Fast-forward to 2011 when Foster the People released the sleeper hit “Pumped Up Kicks” with the intention of “getting inside the head of an isolated, psychotic kid,” to “bring awareness” to the issue of youth gun violence. While the intentional message of “Pumped Up Kicks” is honorable, it takes a music critic or a super-fan to immediately recognize the sinister situation behind the upbeat instrumentals. Still, Mark Foster explains that his inspiration for the song came after extensive research on a growing epidemic. His goal was to create an ongoing dialogue to hopefully motivate change in the next generation. Interestingly enough, the band’s bassist, Cubbie Fink, had a cousin who was a student at Columbine High School during the shooting in 1999. This close connection forged a deep connection between the band and the incident, so they were particularly keen on the creating a song with this message. Ultimately, the band is happy with the attention the song has received, both negative and positive.
Snoop Dogg (Uncle Snoop, Snoop Lion, or whatever else you wanna call him) openly disparages the devastatingly regular occurrence of school shootings in America in his 2013 single “No Guns Allowed” recorded with his teenage daughter, Cori B. The accompanying music video even intersperses news b-roll of the Columbine and Sandy Hook massacres—and some disturbing clips of children handling guns.
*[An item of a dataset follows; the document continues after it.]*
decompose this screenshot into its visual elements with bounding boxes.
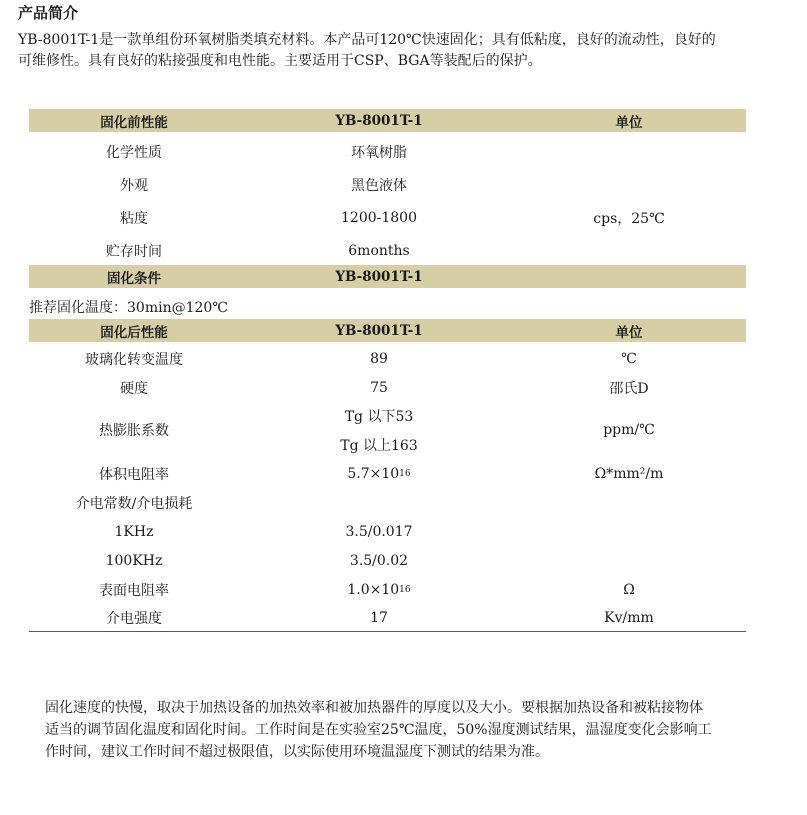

He told Rolling Stone in 2013 he decided to involve Cori because she’s a relatable character. “She’ll be able to go with me on this journey to be able to speak to people about gun violence because she’s a kid and she goes to school…we just want to prevent the next one from happening. That’s what it’s all about, trying to bring awareness and push love and peace.” Drake’s verse in the song is arguably the most poignant. He raps about a personal experience with a shooting in his hometown and dedicates the song to two people involved in it. It is pretty eye-opening that Snoop, one of the biggest names in rap history who’s known for his rashness and straight-from-the-streets attitude, has taken this very public stance against gun violence.
It seems that after years of research proving music’s influence on the human psyche, artists and bands are finally doing what they can to promote non-violence, especially on behalf of American youth. Bono, one of the greatest musical peacemakers of our time, once said, “Music can change the world because it can change people.” This is not just the beginning of the conversation nor is it the end of all hope for a non-violent future. But for all the people who believe in the power of music as the heart and soul of our culture, an anti-violence movement rooted in music holds great potential for change.